Methods: Twenty-seven baseline variables were captured, including pre-lymphodepletion (pre-LD) circulating serum soluble BCMA (sBCMA; R&D Systems, Minneapolis, MN; catalog no. DY193), ferritin, C-reactive protein, β2-microglobulin, absolute lymphocyte count (ALC), ISS stage, plasma cell high-risk fluorescence-in-situ hybridization (del17p, t(4;14), t(14;16), chromosome 1 abnormalities), and metabolic tumor volume (MTV) extracted from pre-LD ¹⁸F-FDG PET/CT scans as previously described (Freeman Blood 2024). Patients with complete data formed the modelling cohort. Explainable machine learning algorithms based on Elastic Net, Random Survival Forest (RSF), and Gradient-Boosting Survival Machine (GBSM) models were trained with 5-fold cross-validation with multiple randomized initializations to mitigate overfitting bias. Harrell's concordance index (C-index) quantified prognostic accuracy for progression-free (PFS) and overall survival (OS). Performance was benchmarked against existing risk models: MyCARe (Gagelmann, JCO, 2024), Stratification of CAR-T Outcomes at Pre-Apheresis Evaluation (SCOPE), and established tumor burden measurements (TMB) based on soluble BCMA (sBCMA) and PET-derived pre-treatment MTV (Freeman, Blood, 2024). Predictor importance was interrogated with permutation analysis and SHAP values. The Nelson-Aalen estimator was used for accumulated risk analysis and compared MAI-derived risk strata.

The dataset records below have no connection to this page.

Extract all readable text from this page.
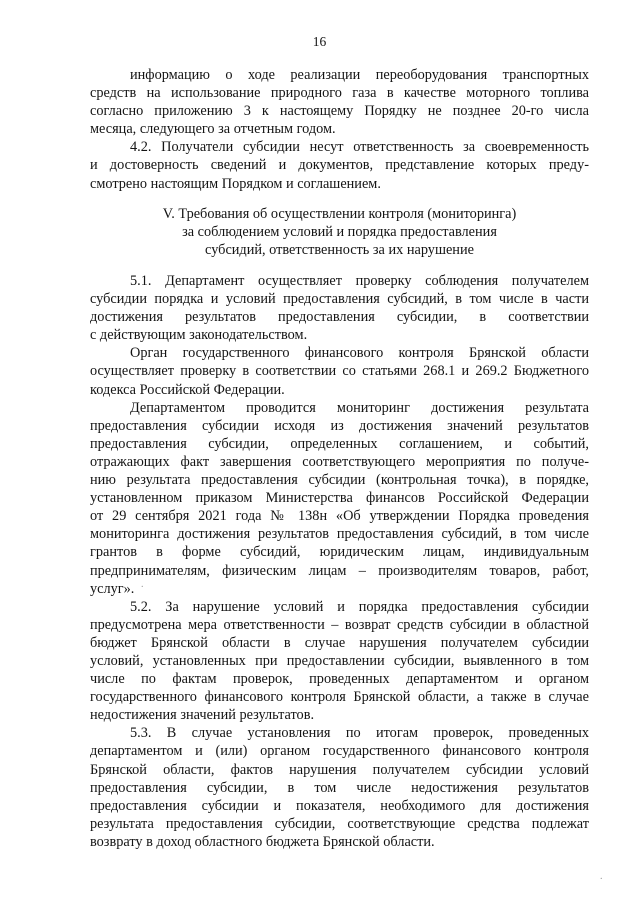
16

информацию о ходе реализации переоборудования транспортных
средств на использование природного газа в качестве моторного топлива
согласно приложению 3 к настоящему Порядку не позднее 20-го числа
месяца, следующего за отчетным годом.
4.2. Получатели субсидии несут ответственность за своевременность
и достоверность сведений и документов, представление которых преду-
смотрено настоящим Порядком и соглашением.
V. Требования об осуществлении контроля (мониторинга)
за соблюдением условий и порядка предоставления
субсидий, ответственность за их нарушение
5.1. Департамент осуществляет проверку соблюдения получателем
субсидии порядка и условий предоставления субсидий, в том числе в части
достижения результатов предоставления субсидии, в соответствии
с действующим законодательством.
Орган государственного финансового контроля Брянской области
осуществляет проверку в соответствии со статьями 268.1 и 269.2 Бюджетного
кодекса Российской Федерации.
Департаментом проводится мониторинг достижения результата
предоставления субсидии исходя из достижения значений результатов
предоставления субсидии, определенных соглашением, и событий,
отражающих факт завершения соответствующего мероприятия по получе-
нию результата предоставления субсидии (контрольная точка), в порядке,
установленном приказом Министерства финансов Российской Федерации
от 29 сентября 2021 года № 138н «Об утверждении Порядка проведения
мониторинга достижения результатов предоставления субсидий, в том числе
грантов в форме субсидий, юридическим лицам, индивидуальным
предпринимателям, физическим лицам – производителям товаров, работ,
услуг».
5.2. За нарушение условий и порядка предоставления субсидии
предусмотрена мера ответственности – возврат средств субсидии в областной
бюджет Брянской области в случае нарушения получателем субсидии
условий, установленных при предоставлении субсидии, выявленного в том
числе по фактам проверок, проведенных департаментом и органом
государственного финансового контроля Брянской области, а также в случае
недостижения значений результатов.
5.3. В случае установления по итогам проверок, проведенных
департаментом и (или) органом государственного финансового контроля
Брянской области, фактов нарушения получателем субсидии условий
предоставления субсидии, в том числе недостижения результатов
предоставления субсидии и показателя, необходимого для достижения
результата предоставления субсидии, соответствующие средства подлежат
возврату в доход областного бюджета Брянской области.
.
.
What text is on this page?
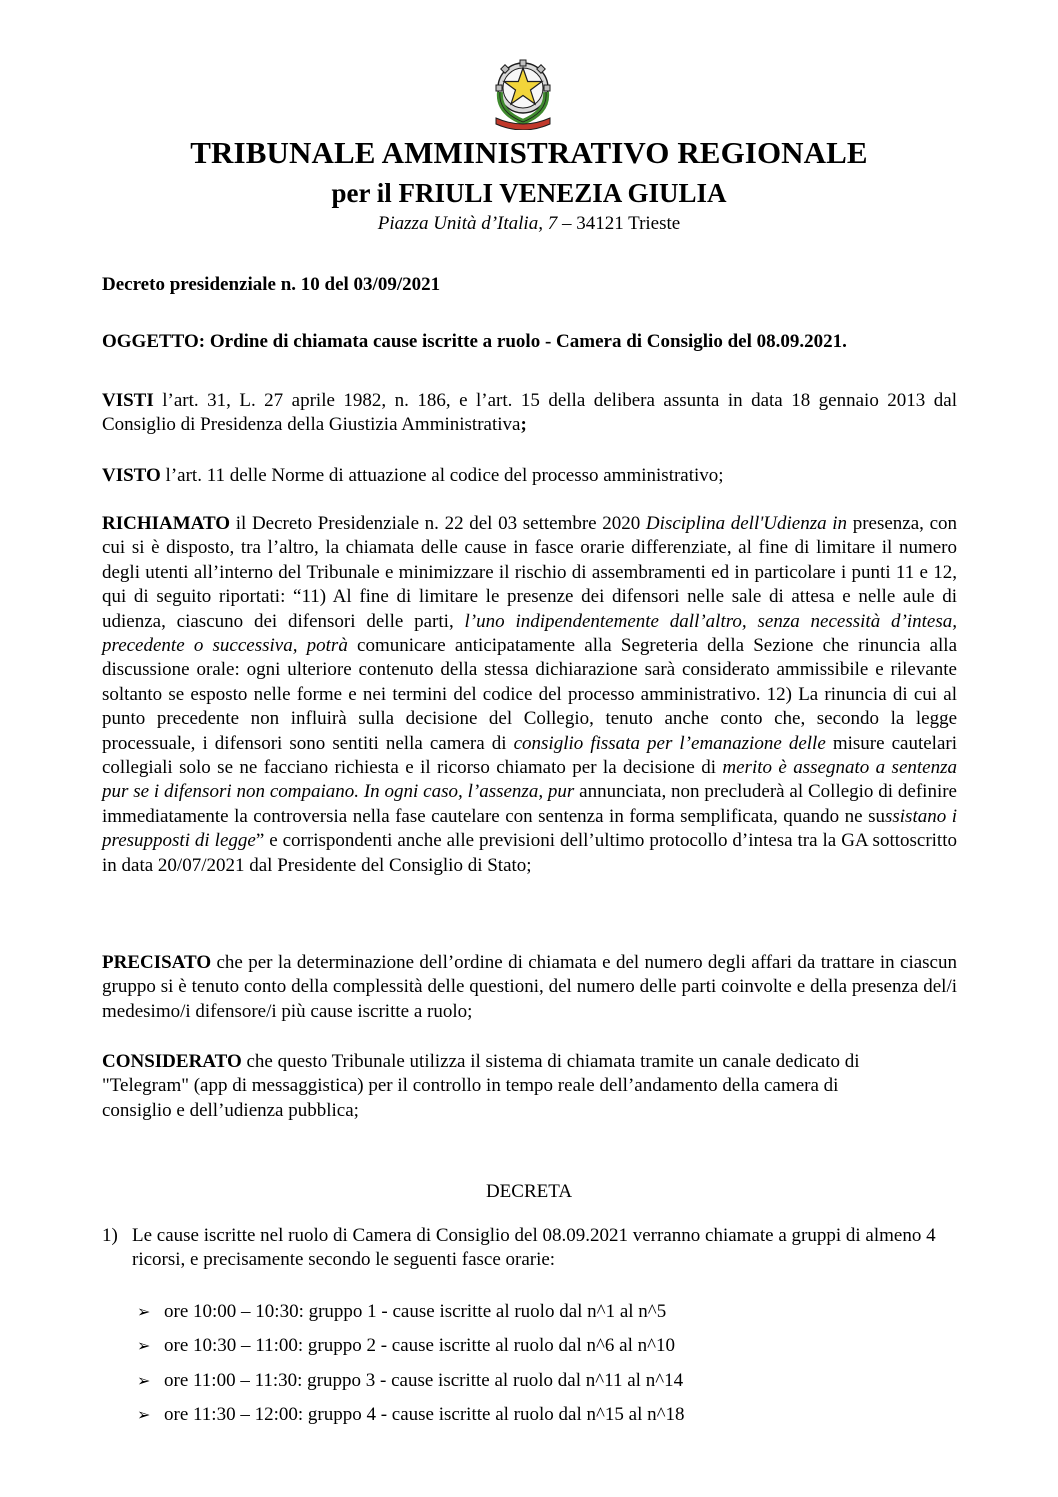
TRIBUNALE AMMINISTRATIVO REGIONALE
per il FRIULI VENEZIA GIULIA
Piazza Unità d’Italia, 7 – 34121 Trieste

Decreto presidenziale n. 10 del 03/09/2021

OGGETTO: Ordine di chiamata cause iscritte a ruolo - Camera di Consiglio del 08.09.2021.

VISTI l’art. 31, L. 27 aprile 1982, n. 186, e l’art. 15 della delibera assunta in data 18 gennaio 2013 dal Consiglio di Presidenza della Giustizia Amministrativa;

VISTO l’art. 11 delle Norme di attuazione al codice del processo amministrativo;

RICHIAMATO il Decreto Presidenziale n. 22 del 03 settembre 2020 Disciplina dell'Udienza in presenza, con cui si è disposto, tra l’altro, la chiamata delle cause in fasce orarie differenziate, al fine di limitare il numero degli utenti all’interno del Tribunale e minimizzare il rischio di assembramenti ed in particolare i punti 11 e 12, qui di seguito riportati: “11) Al fine di limitare le presenze dei difensori nelle sale di attesa e nelle aule di udienza, ciascuno dei difensori delle parti, l’uno indipendentemente dall’altro, senza necessità d’intesa, precedente o successiva, potrà comunicare anticipatamente alla Segreteria della Sezione che rinuncia alla discussione orale: ogni ulteriore contenuto della stessa dichiarazione sarà considerato ammissibile e rilevante soltanto se esposto nelle forme e nei termini del codice del processo amministrativo. 12) La rinuncia di cui al punto precedente non influirà sulla decisione del Collegio, tenuto anche conto che, secondo la legge processuale, i difensori sono sentiti nella camera di consiglio fissata per l’emanazione delle misure cautelari collegiali solo se ne facciano richiesta e il ricorso chiamato per la decisione di merito è assegnato a sentenza pur se i difensori non compaiano. In ogni caso, l’assenza, pur annunciata, non precluderà al Collegio di definire immediatamente la controversia nella fase cautelare con sentenza in forma semplificata, quando ne sussistano i presupposti di legge” e corrispondenti anche alle previsioni dell’ultimo protocollo d’intesa tra la GA sottoscritto in data 20/07/2021 dal Presidente del Consiglio di Stato;

PRECISATO che per la determinazione dell’ordine di chiamata e del numero degli affari da trattare in ciascun gruppo si è tenuto conto della complessità delle questioni, del numero delle parti coinvolte e della presenza del/i medesimo/i difensore/i più cause iscritte a ruolo;

CONSIDERATO che questo Tribunale utilizza il sistema di chiamata tramite un canale dedicato di
"Telegram" (app di messaggistica) per il controllo in tempo reale dell’andamento della camera di
consiglio e dell’udienza pubblica;
DECRETA
1) Le cause iscritte nel ruolo di Camera di Consiglio del 08.09.2021 verranno chiamate a gruppi di almeno 4 ricorsi, e precisamente secondo le seguenti fasce orarie:
➢ ore 10:00 – 10:30: gruppo 1 - cause iscritte al ruolo dal n^1 al n^5
➢ ore 10:30 – 11:00: gruppo 2 - cause iscritte al ruolo dal n^6 al n^10
➢ ore 11:00 – 11:30: gruppo 3 - cause iscritte al ruolo dal n^11 al n^14
➢ ore 11:30 – 12:00: gruppo 4 - cause iscritte al ruolo dal n^15 al n^18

Results: We retrospectively analyzed 183 consecutive RRMM patients infused with idecabtagene vicleucel or ciltacabtagene autoleucel between May 5th, 2021, and June 5th, 2024. Median duration of follow-up of all living patients was 22.1 months (range 2.8-44.1), and baseline patient demographics have been previously published and aligned with real-world expectations (Freeman Blood 2024). The Elastic net achieved c-index of 0.625 ± 0.125 and 0.635 ± 0.170 for PFS and OS, respectively, while GBSM yielded c-index of 0.690 ± 0.089 and 0.641 ± 0.179, respectively. A fine-tuned RSF slightly outperformed other MAI models, delivered c-indices of 0.701 ± 0.073 (PFS) and 0.674 ± 0.192 (OS). Collectively, these MAI models outperformed existing conventional scores of MyCARe (0.611/0.627), SCOPE (0.612/0.633), and tumor-burden (TMB,0.629/0.467). For instance, the RSF MAI model stratified patients into low-, intermediate-, and high-risk groups with 12-month progression risks of 12.8 %, 47.9 %, and 85.0 %, corresponding to PFS rates of 87.2 %, 52.1 %, and 15.0 %, respectively (log-rank p < 0.001).

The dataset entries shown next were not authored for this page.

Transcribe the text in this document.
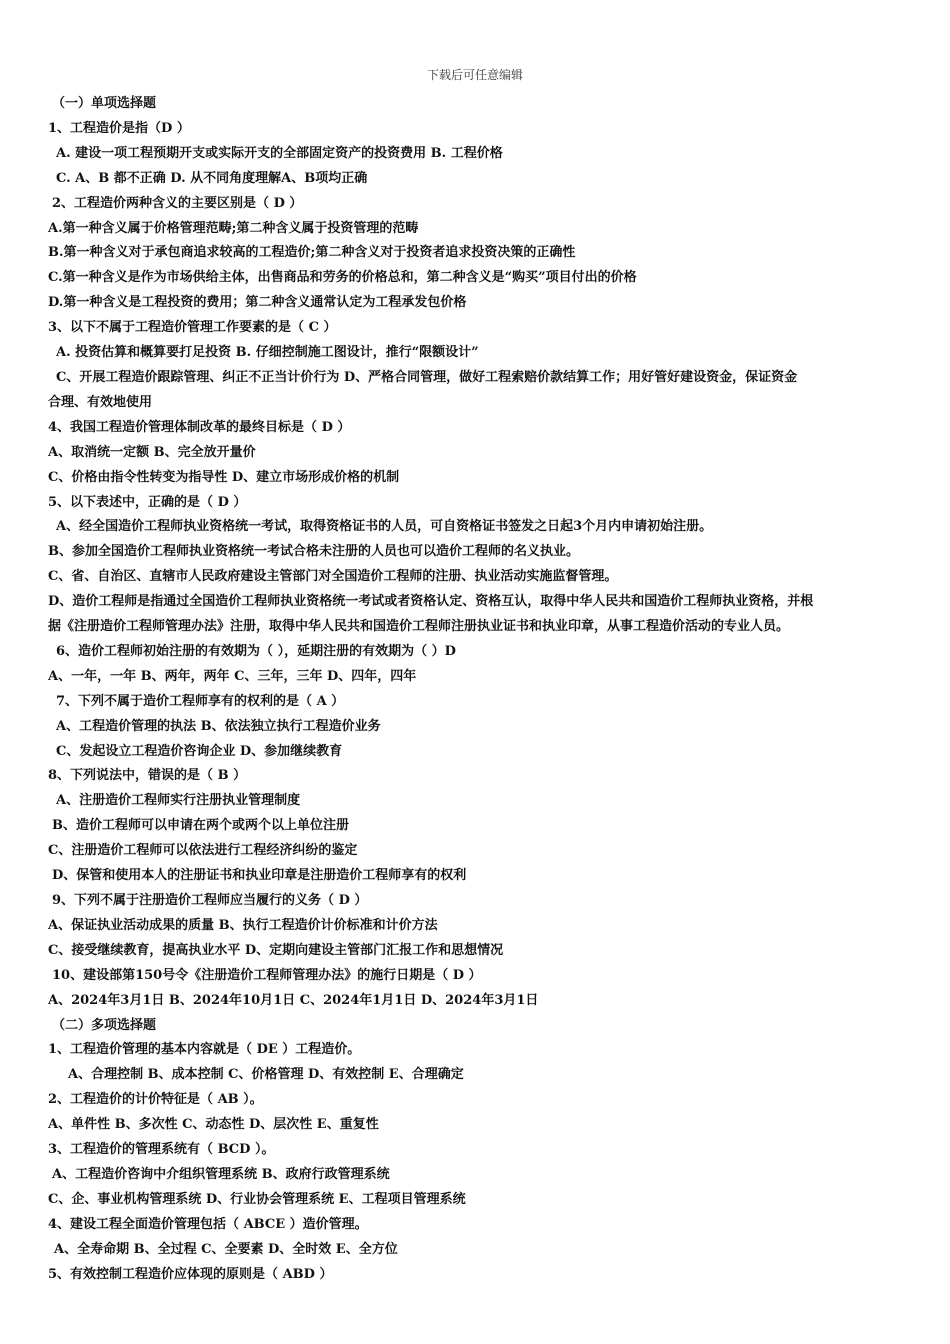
下载后可任意编辑
（一）单项选择题
1、工程造价是指（D ）
A. 建设一项工程预期开支或实际开支的全部固定资产的投资费用 B. 工程价格
C. A、B 都不正确 D. 从不同角度理解A、B项均正确
2、工程造价两种含义的主要区别是（ D ）
A.第一种含义属于价格管理范畴;第二种含义属于投资管理的范畴
B.第一种含义对于承包商追求较高的工程造价;第二种含义对于投资者追求投资决策的正确性
C.第一种含义是作为市场供给主体，出售商品和劳务的价格总和，第二种含义是“购买”项目付出的价格
D.第一种含义是工程投资的费用；第二种含义通常认定为工程承发包价格
3、以下不属于工程造价管理工作要素的是（ C ）
A. 投资估算和概算要打足投资 B. 仔细控制施工图设计，推行“限额设计”
C、开展工程造价跟踪管理、纠正不正当计价行为 D、严格合同管理，做好工程索赔价款结算工作；用好管好建设资金，保证资金
合理、有效地使用
4、我国工程造价管理体制改革的最终目标是（ D ）
A、取消统一定额 B、完全放开量价
C、价格由指令性转变为指导性 D、建立市场形成价格的机制
5、以下表述中，正确的是（ D ）
A、经全国造价工程师执业资格统一考试，取得资格证书的人员，可自资格证书签发之日起3个月内申请初始注册。
B、参加全国造价工程师执业资格统一考试合格未注册的人员也可以造价工程师的名义执业。
C、省、自治区、直辖市人民政府建设主管部门对全国造价工程师的注册、执业活动实施监督管理。
D、造价工程师是指通过全国造价工程师执业资格统一考试或者资格认定、资格互认，取得中华人民共和国造价工程师执业资格，并根
据《注册造价工程师管理办法》注册，取得中华人民共和国造价工程师注册执业证书和执业印章，从事工程造价活动的专业人员。
6、造价工程师初始注册的有效期为（ ），延期注册的有效期为（ ）D
A、一年，一年 B、两年，两年 C、三年，三年 D、四年，四年
7、下列不属于造价工程师享有的权利的是（ A ）
A、工程造价管理的执法 B、依法独立执行工程造价业务
C、发起设立工程造价咨询企业 D、参加继续教育
8、下列说法中，错误的是（ B ）
A、注册造价工程师实行注册执业管理制度
B、造价工程师可以申请在两个或两个以上单位注册
C、注册造价工程师可以依法进行工程经济纠纷的鉴定
D、保管和使用本人的注册证书和执业印章是注册造价工程师享有的权利
9、下列不属于注册造价工程师应当履行的义务（ D ）
A、保证执业活动成果的质量 B、执行工程造价计价标准和计价方法
C、接受继续教育，提高执业水平 D、定期向建设主管部门汇报工作和思想情况
10、建设部第150号令《注册造价工程师管理办法》的施行日期是（ D ）
A、2024年3月1日 B、2024年10月1日 C、2024年1月1日 D、2024年3月1日
（二）多项选择题
1、工程造价管理的基本内容就是（ DE ）工程造价。
A、合理控制 B、成本控制 C、价格管理 D、有效控制 E、合理确定
2、工程造价的计价特征是（ AB ）。
A、单件性 B、多次性 C、动态性 D、层次性 E、重复性
3、工程造价的管理系统有（ BCD ）。
A、工程造价咨询中介组织管理系统 B、政府行政管理系统
C、企、事业机构管理系统 D、行业协会管理系统 E、工程项目管理系统
4、建设工程全面造价管理包括（ ABCE ）造价管理。
A、全寿命期 B、全过程 C、全要素 D、全时效 E、全方位
5、有效控制工程造价应体现的原则是（ ABD ）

The most influential features for PFS in the RSF MAI model included pre-LD sBCMA, pre-LD ferritin, and ALC at apheresis, with MTV also contributing to the performance of the overall model. Dominating OS features were pre-LD sBCMA, pre-LD albumin and LDH. GBSM identified overlapping features with the addition of β2-microglobulin for PFS and CRP for OS.
Conclusion: This explainable multimodal-AI platform already outperforms available clinically derived prognostic scores by unifying tumor-burden, inflammatory, biomarker and serological signals; ongoing expansion is already underway to incorporate whole-genome sequencing, digital pathology, and longitudinally collected data which is expected to yield an even more powerful, continuously learning risk-engine that can guide patient management, adaptive trial design, inform pre-emptive intervention strategies, and ultimately individualize management across a highly diverse myeloma population. These findings support further integration of multimodal AI for precision risk stratification in RRMM and warrant prospective validation in larger cohorts.